With his own lunch companions still en route, Archie shook out the copy of the previous evening’s Standard left behind by his table’s last occupant and turned to the puzzle pages. Codeword was his favourite. He was getting faster each time, though it would be a while before he was able to crack the puzzle as quickly as his great-aunt Penny could.
As he pondered whether the number twenty-four represented an “a” or an “o,” Archie’s phone buzzed with a message. It was Arlene, Penny’s housekeeper, letting him know that she’d put Penny and her older sister Josephine into a taxi which should reach Sloane Square at any moment. Archie thanked Arlene for letting him know. She really was a treasure. But after forty minutes more there was still no sign of Archie’s beloved great-aunts. Then, just as he was about to call Arlene and ask her to check the taxi’s progress on her app, a managerial-type with a Peter Jones partner’s badge came flying up the escalator, calling out as she went, “Mr. Archie Williamson? Is there a Mr. Archie Williamson in the café?”
“Right here,” said Archie, standing up and giving her a wave. Two customers seated on the first inner row of tables stood up at the same time, ready to take Archie’s place by the window the very second it was vacated. They eyed each other like Olympic athletes at the start of the hundred metres and would move just as quickly the moment Archie stepped out of the way.
“Thank goodness,” said the woman, whose name, according to her badge, was Erica. “It’s your great-aunts. The Misses Williamson? I need you to come with me.”
Archie was immediately worried. “Are they OK? Are they hurt?”
There had been an incident the previous month when Josephine slipped on a discarded burger outside McDonald’s on the King’s Road and took Penny down with her as she fell. They’d both had to spend the night in the Chelsea and Westminster Hospital with suspected concussion.
“No, no,” said Erica. “They’re both fine. At least physically they are.” She dropped her voice. “It’s something else. Something … Mr. Williamson, I think it might be easier to discuss this somewhere private. Would you mind?”
Archie followed Erica back down the escalator. When they reached the ground floor, Erica led Archie through the shelves of neatly-stacked towels and bed linens to a door he hadn’t previously noticed. She pushed the door open so that Archie could go ahead of her.
“Your great-aunts are in here,” she said.
Archie found it difficult, letting Erica hold the door for him when manners dictated it should have been the other way round, but he nodded and stepped inside all the same. He still didn’t know what to expect.
In a plain room decorated with tasteful pastel prints (available for sale on floor four), Archie’s great-aunts sat side by side on two chairs opposite a very tidy desk. Though it was a balmy spring day outside, they were both well-muffled in coats and scarves. Josephine was wearing a blue fisherman’s cap; Penny, her favourite mohair beret. Archie was always surprised by how small his aunts looked when he saw them out of the context of their South Kensington home but this time they looked tinier than ever. Perhaps it was the contrast with the two enormous men flanking them like sentries. Plain-clothed security officers, Archie realised with growing concern.
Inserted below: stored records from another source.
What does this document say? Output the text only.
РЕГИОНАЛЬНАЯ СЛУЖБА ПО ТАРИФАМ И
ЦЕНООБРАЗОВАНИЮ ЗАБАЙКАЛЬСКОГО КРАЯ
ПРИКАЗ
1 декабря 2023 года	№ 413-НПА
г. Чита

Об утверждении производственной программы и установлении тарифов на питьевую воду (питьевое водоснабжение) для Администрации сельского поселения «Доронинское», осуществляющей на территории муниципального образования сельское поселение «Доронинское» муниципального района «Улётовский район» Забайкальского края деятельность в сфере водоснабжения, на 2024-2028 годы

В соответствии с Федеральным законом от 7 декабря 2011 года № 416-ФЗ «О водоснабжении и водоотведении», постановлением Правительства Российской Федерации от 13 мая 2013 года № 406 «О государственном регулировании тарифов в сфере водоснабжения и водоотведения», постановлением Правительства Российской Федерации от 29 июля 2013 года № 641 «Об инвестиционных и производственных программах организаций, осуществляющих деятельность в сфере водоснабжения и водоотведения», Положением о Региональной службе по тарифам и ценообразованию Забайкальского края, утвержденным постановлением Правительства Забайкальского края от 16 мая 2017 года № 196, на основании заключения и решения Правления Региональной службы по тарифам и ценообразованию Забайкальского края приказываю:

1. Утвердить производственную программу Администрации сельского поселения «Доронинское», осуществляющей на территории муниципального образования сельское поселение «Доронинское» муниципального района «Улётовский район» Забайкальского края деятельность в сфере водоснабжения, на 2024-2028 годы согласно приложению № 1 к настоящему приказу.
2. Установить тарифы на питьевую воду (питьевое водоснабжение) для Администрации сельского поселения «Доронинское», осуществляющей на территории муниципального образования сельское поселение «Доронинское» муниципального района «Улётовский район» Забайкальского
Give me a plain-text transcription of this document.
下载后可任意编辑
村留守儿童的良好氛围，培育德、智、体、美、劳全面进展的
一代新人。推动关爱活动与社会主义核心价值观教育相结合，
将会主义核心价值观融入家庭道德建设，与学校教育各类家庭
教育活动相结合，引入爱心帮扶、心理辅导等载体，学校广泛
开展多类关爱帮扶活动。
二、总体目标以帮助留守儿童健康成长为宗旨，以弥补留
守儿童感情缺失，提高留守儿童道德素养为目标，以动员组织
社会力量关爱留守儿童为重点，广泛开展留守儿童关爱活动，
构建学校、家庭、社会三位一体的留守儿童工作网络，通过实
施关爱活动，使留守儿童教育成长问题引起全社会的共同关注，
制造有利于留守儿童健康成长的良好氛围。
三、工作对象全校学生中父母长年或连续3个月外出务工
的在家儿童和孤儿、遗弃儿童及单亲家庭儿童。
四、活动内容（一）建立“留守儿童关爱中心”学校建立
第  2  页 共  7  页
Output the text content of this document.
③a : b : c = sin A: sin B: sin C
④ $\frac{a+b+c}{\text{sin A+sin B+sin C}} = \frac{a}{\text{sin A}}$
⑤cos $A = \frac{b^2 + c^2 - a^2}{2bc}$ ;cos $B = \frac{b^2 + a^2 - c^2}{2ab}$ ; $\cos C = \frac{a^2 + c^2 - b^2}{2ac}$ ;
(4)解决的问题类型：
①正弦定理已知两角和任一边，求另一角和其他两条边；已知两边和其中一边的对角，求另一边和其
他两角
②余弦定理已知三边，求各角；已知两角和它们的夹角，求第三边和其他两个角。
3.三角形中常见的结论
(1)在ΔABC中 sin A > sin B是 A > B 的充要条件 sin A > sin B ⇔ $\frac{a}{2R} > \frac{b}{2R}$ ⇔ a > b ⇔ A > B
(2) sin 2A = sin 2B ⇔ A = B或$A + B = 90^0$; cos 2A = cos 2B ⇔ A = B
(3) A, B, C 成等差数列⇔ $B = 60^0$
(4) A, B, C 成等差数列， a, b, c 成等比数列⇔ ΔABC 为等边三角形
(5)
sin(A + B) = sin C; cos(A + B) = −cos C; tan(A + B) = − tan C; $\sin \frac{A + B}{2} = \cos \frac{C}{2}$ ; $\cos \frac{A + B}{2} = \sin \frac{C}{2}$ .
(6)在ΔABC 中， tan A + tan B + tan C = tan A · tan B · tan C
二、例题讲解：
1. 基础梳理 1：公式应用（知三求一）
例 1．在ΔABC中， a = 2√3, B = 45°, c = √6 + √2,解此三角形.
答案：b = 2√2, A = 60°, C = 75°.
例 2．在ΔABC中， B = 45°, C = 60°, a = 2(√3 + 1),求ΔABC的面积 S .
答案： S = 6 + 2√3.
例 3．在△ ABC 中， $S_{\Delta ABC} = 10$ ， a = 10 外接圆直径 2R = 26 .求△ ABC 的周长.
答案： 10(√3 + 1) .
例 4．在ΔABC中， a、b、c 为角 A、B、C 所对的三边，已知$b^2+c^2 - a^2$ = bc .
“Oh, Archie. Thank goodness you’re here,” said Josephine. “There’s been a terrible misunderstanding.”
“What’s going on?” he asked.
Auntie Penny looked down at her size three-and-a-half feet in their neat Velcro-fastened shoes. When she looked up again, her face wore the expression Archie recognised from every photograph of his younger great-aunt taken between 1924 and the beginning of World War Two. She’d been up to something. What on earth was this “misunderstanding” about?
“Archie, dearest, I’m so sorry to embarrass you like this,” Penny began. “I only picked it up to have a look but I must have let myself get distracted and before I knew what I was doing I had put it in my handbag and closed the zip quite without thinking.”
The “it” in question was a small Swarovski-style crystal elephant, now standing on its hind legs in the middle of Erica’s desk.
“Are we calling the police?” asked one of the security guards.
Lovely Erica chewed her lip. She looked from the guard to the sisters to Archie and then back to the guard again. Her discomfort was palpable.
“I don’t think calling the police will be necessary,” Archie interjected quickly. “As you can see, my auntie Penny is …”
How to not say “ancient” in front of her?
“Well, I’m sure she won’t mind me saying that there are occasions when she becomes a little forgetful, but she does not have a dishonest bone in her body and she would never have sought to deprive Peter Jones of its property by stealth. She’s as honest as the day is long. It’s just … it’s just, she has … you know … she’s got …”
No. He couldn’t say the “d” word either, even if it might help keep Penny out of jail.
“It’s just that she’s recently turned ninety-seven.”
Penny nodded wretchedly, suddenly looking every one of her years.
“I was in The War,” she said.
“So was I,” said Josephine.
“In fact,” Archie continued. “I came here today to meet my great-aunts in the café to discuss their taking part in the VE Day celebrations at the Royal Albert Hall. VE Day? To mark the anniversary of the end of World War Two?”
“In Europe,” Penny qualified. “The War didn’t end in the Far East until much later the same year.”
“That’s absolutely right, Auntie Penny.” Archie turned back to Erica. “They’re going to be meeting Prince Charles in their capacity as representatives of the women’s services.”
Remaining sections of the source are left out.